At the end of our Israeli trip we didn't do half the things we wanted to do. The main purpose of our journey was to spend time together with the family and do stuff together; we hardly did.
Between my father's car being too small and too unsafe and between my father's kamikaze driving (typical Israeli, I admit, but not my cup of tea anymore) we didn't go anywhere with the car. We stayed together but hardly talked to one another or did anything together (why should we want to talk when the TV can be turned on loudly?). True, the main focus was on Dylan, but I wanted more: I don't know how many times I'm going to see my parents, and the fact that we have wasted our time in Israel makes me feel like I've missed out on my only proper chance to do something with my parents. After this experience we will definitely not stay in Israel for as long again. In more than one respect, this was a case of Game Over.
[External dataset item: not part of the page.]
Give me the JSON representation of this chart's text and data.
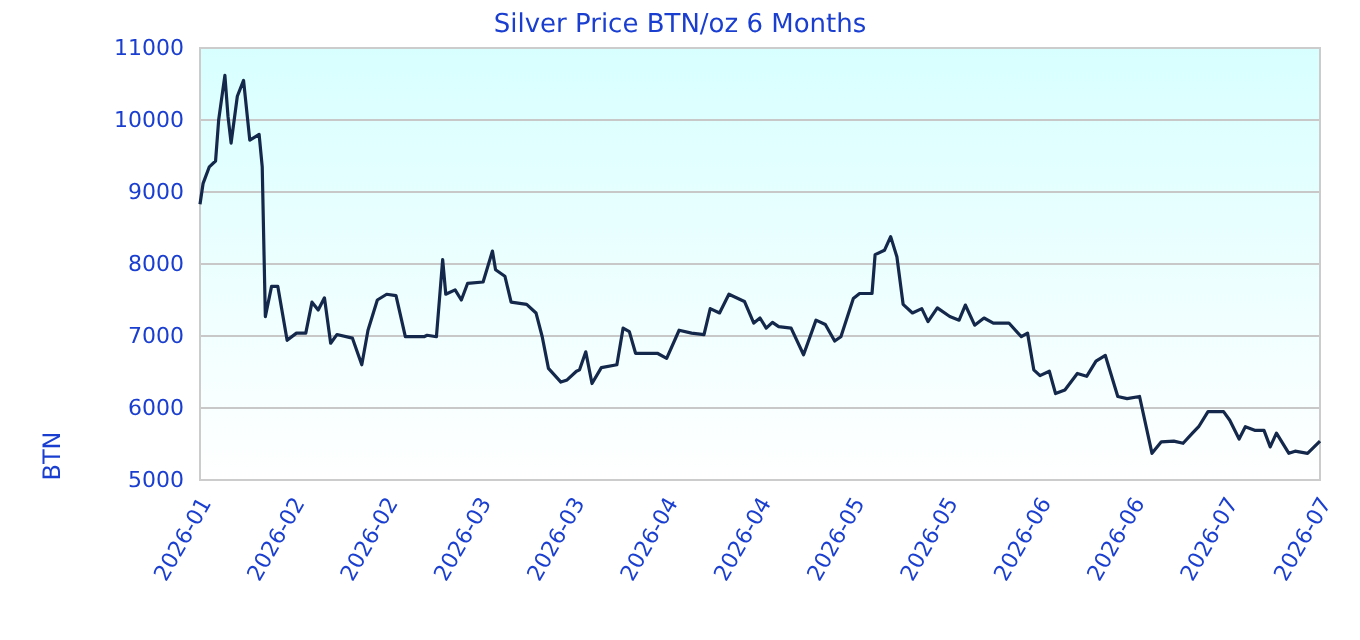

Plus, with my stomach being the way it was, I didn't even get one bite of shawarma.
In my opinion, this holiday we have been looking up to for so long has been ruined for us through some very specific actions. The result is that whenever I think about it I just get sad and annoyed.
I would like to finish off with a closing comment. When titling my posts, I generally take care not to abuse titles. That is, if I was to allow myself to use the names of my favorite songs in post titles I would quickly find myself using the same titles again and again. My point is this: a post such as this, that uses the title of the book consider my most important read and one of my best reads ever, is therefore not to be trifled with.